Native condition variables on Windows

Windows natively supports proper condition variables since Windows Vista. Currently, SDL uses its own implementation with semaphores and mutexes.

Are there any plans to use Windows’ built-in functions instead?

SDL is a wrapper around an OSs native functions usually. Currently the Windows portion of SDL uses: InitializeCriticalSectionAndSpinCountand InitializeCriticalSectionEx for its mutexes and CreateSemaphore and CreateSemaphoreEx for its semaphores. So as far as I can tell, it already is using them.

It’s very nice that you try to answer basically all questions here, but could you please make sure that a) you read and understood the question thoroughly b) actually know the answer?

The question was not about how semaphores and mutexes are implemented, but about how condition variables are implemented - more specifically why they’re implemented with mutexes and semaphores when Windows offers native condition variables on Vista and newer…

I guess the answer is that when those were implemented Windows XP support still mattered.
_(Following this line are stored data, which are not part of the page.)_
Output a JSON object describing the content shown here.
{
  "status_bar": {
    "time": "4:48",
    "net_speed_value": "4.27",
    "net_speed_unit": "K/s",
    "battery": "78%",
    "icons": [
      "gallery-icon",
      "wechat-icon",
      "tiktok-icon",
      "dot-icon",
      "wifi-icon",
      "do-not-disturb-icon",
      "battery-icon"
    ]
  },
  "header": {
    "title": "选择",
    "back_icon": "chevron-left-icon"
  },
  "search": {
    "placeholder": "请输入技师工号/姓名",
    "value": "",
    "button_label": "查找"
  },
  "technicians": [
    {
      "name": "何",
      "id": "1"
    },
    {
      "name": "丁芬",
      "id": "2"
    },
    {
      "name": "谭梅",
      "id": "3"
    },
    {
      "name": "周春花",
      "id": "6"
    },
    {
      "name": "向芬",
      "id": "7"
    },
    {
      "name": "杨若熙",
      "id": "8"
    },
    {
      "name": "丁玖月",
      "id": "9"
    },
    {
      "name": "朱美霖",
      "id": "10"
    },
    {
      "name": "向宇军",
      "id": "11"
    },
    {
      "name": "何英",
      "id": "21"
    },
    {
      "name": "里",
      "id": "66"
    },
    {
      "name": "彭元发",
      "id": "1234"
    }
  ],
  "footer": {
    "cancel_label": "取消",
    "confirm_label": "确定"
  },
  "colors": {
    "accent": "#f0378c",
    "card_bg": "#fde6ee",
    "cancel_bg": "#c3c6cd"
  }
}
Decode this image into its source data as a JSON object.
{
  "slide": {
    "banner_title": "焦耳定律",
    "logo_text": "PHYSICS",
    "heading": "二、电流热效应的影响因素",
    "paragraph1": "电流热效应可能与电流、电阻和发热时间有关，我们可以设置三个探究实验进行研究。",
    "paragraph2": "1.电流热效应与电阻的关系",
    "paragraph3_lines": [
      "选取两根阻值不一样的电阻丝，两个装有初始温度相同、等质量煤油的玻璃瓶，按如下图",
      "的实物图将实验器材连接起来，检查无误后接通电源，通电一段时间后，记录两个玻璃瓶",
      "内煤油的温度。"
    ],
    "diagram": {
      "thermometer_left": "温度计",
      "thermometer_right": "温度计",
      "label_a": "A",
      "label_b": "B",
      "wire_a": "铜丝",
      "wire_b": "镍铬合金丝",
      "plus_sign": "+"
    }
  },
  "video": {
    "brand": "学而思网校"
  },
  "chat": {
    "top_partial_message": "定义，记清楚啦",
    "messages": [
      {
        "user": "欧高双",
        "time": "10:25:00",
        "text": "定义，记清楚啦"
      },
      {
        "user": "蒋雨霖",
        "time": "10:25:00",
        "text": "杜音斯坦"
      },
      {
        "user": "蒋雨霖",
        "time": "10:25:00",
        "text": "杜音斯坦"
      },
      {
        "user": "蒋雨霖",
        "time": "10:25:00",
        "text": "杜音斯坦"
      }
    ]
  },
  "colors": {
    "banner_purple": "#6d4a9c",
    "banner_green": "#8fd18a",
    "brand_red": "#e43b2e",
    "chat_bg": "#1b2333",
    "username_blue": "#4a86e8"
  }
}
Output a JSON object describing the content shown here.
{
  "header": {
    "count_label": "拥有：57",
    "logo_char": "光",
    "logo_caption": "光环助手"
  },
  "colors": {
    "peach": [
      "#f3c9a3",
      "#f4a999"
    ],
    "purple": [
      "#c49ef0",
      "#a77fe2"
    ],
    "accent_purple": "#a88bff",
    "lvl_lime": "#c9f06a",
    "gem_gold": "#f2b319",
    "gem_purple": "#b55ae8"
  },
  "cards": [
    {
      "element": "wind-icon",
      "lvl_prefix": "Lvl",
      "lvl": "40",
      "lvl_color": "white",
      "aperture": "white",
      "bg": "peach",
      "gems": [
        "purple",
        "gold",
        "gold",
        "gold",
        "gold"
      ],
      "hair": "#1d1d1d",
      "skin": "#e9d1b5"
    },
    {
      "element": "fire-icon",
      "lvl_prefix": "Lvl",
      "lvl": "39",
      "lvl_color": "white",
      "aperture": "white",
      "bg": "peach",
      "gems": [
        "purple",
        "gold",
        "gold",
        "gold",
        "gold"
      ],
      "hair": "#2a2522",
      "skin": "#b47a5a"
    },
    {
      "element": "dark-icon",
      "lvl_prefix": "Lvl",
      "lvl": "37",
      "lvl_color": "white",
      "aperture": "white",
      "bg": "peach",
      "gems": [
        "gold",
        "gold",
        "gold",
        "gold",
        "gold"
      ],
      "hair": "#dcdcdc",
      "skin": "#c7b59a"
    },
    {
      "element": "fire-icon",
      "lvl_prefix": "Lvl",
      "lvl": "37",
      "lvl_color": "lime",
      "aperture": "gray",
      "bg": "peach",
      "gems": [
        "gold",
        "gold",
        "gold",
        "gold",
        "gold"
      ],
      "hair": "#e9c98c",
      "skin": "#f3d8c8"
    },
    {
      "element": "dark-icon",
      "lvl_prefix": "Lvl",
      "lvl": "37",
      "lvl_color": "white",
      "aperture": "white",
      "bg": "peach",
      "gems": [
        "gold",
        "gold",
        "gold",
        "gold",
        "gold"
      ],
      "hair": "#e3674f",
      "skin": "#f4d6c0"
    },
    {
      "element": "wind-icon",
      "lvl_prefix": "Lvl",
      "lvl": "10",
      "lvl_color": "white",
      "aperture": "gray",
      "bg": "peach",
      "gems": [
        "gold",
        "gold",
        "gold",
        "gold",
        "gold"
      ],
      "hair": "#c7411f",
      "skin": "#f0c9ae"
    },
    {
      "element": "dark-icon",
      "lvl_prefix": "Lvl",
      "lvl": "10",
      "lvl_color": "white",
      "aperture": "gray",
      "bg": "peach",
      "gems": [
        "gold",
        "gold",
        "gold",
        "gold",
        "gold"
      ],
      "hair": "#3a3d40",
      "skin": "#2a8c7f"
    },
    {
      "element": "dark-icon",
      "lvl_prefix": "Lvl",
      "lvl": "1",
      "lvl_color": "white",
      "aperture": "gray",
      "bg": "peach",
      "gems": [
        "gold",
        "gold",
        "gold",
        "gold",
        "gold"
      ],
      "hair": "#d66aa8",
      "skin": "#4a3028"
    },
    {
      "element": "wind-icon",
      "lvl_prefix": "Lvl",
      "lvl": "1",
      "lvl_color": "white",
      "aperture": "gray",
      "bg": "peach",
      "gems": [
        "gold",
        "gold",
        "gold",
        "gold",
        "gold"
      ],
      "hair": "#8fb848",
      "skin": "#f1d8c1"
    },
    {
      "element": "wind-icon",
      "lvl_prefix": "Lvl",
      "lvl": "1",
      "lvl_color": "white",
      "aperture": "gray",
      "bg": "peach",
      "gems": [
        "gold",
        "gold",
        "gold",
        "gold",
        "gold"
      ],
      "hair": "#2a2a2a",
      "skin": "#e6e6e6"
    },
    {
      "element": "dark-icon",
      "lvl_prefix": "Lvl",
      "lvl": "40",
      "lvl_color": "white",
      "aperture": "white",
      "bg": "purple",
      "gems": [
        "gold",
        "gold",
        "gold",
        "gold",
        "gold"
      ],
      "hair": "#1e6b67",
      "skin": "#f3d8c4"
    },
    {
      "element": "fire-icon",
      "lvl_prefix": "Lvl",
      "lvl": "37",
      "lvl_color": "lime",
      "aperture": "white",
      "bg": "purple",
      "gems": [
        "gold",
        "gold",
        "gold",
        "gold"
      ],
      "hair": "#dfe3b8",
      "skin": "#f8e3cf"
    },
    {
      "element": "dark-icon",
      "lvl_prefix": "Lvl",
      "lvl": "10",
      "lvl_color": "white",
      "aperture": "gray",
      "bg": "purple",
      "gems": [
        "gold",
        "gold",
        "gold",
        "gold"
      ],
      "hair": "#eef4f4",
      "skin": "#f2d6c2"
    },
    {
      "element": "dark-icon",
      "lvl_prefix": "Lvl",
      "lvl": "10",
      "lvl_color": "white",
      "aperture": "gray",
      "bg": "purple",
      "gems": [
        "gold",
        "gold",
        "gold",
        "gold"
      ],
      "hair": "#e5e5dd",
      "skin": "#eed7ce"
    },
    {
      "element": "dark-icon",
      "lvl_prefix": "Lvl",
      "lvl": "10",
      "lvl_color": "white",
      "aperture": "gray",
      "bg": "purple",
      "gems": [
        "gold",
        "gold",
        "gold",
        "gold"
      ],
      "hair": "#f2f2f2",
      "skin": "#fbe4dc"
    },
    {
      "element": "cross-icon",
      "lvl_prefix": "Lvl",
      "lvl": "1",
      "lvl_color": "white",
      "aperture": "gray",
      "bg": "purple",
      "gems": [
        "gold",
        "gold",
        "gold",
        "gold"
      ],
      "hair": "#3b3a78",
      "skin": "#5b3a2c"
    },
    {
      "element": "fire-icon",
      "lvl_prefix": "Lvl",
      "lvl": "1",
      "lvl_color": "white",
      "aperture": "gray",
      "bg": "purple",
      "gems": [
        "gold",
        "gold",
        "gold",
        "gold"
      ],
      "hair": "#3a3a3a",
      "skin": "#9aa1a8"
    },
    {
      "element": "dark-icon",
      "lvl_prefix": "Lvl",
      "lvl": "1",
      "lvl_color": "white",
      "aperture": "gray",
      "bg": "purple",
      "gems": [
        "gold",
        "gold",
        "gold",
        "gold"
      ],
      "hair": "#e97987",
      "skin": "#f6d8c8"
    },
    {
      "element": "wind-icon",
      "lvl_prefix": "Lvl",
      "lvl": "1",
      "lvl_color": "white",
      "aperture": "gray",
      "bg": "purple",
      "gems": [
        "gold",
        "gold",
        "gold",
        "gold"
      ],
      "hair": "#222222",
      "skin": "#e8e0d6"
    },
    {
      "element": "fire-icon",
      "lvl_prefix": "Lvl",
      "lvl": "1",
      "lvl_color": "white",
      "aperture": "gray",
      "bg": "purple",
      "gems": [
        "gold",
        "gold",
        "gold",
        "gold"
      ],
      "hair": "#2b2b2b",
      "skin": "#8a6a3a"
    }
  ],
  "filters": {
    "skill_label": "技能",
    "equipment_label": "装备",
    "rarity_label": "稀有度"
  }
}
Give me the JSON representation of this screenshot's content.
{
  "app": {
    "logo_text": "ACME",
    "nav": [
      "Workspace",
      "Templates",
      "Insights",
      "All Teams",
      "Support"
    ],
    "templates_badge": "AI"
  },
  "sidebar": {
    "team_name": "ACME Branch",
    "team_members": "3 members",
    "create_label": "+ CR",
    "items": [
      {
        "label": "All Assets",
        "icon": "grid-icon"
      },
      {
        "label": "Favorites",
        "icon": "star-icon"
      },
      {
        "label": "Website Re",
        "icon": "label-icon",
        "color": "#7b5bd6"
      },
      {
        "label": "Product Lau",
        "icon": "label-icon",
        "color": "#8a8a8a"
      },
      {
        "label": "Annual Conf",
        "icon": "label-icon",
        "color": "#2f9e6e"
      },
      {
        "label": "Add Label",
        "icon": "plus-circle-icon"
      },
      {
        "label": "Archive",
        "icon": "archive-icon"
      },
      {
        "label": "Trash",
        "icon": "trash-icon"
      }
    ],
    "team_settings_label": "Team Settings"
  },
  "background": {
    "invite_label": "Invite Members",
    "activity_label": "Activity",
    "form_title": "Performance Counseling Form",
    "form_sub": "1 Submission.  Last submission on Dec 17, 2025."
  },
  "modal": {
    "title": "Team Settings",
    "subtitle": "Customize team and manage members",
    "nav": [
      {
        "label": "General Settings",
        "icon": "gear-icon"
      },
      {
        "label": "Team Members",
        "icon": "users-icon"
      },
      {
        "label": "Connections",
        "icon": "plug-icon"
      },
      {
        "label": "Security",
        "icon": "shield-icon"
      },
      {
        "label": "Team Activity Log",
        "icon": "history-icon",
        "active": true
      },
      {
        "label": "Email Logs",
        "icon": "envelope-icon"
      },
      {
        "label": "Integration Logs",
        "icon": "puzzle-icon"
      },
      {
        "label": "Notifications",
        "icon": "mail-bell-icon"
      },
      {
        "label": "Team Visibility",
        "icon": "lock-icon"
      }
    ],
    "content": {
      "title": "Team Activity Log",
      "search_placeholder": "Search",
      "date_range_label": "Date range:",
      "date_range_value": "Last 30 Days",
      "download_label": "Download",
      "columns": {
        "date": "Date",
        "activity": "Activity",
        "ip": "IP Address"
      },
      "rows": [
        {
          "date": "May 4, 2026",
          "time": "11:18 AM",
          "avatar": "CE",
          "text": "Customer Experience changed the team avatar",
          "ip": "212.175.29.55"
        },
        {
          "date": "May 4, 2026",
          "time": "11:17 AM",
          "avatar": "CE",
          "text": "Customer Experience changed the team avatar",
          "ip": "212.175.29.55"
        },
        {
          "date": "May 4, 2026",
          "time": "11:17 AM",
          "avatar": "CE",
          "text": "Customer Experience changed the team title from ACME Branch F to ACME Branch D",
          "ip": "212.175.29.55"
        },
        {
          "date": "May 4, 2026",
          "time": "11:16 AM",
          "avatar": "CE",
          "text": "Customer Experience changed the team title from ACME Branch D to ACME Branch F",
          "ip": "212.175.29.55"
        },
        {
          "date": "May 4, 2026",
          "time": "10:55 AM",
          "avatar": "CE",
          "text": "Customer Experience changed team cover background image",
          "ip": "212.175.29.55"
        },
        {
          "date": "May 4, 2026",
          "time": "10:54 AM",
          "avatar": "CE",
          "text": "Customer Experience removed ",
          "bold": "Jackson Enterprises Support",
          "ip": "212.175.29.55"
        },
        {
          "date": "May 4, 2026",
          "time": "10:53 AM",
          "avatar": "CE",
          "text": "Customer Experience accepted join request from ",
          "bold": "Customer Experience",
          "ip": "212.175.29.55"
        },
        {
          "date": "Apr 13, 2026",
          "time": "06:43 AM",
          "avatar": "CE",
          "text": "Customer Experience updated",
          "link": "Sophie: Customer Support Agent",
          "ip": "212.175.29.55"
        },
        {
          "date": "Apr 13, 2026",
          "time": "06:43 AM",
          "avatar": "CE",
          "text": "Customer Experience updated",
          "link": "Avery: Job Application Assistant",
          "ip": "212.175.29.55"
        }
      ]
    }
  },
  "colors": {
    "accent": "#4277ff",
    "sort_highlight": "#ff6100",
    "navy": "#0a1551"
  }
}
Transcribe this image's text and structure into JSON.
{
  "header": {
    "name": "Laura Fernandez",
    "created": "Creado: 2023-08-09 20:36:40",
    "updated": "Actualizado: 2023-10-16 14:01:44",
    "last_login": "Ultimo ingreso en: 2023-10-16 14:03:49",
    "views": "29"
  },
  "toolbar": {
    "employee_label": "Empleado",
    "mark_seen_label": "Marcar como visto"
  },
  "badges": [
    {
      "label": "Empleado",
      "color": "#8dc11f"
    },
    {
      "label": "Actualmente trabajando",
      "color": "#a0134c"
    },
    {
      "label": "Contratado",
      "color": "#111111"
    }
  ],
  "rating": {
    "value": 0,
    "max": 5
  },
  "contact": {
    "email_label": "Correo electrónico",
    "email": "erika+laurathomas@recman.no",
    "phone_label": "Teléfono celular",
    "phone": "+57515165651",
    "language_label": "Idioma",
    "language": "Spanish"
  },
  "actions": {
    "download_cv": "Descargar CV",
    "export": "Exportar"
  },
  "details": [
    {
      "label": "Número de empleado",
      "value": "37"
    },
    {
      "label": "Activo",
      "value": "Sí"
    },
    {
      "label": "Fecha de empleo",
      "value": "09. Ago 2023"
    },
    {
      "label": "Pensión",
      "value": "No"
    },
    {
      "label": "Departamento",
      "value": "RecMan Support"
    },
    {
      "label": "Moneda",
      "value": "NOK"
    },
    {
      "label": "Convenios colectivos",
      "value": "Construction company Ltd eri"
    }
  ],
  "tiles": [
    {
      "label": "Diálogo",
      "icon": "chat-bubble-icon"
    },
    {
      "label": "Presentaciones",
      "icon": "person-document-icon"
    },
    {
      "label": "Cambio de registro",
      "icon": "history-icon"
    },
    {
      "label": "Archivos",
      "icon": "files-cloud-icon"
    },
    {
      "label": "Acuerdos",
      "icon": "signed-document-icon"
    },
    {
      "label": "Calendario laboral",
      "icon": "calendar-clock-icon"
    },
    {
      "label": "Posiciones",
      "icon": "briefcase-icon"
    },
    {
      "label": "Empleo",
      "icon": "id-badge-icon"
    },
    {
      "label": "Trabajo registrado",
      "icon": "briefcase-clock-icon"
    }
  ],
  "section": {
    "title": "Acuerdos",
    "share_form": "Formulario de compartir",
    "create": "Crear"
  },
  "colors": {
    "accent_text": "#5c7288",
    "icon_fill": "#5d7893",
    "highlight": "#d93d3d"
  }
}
I can imagine that for some people it still does, so unless the native condition variables have big advantages over the custom ones in SDL, it probably makes sense to just keep the custom implementation and not break XP compatibility.

1 Like

I’ve been thinking the same, but didn’t want to hurt his feelings. :roll_eyes:

If it’s for the purposes of Windows XP support, that’s fair enough.

Still, threading primitives may seem simple, but especially condition variables are anything but that. As far as I can tell the current implementation is solid (handles a few edge cases correctly which I’ve run into problems with in the past with other implementations). But still it’s not code I’d want to have to maintain in my codebase if I could help it. The native implementation might also be marginally faster, but that’s probaly irrelevant.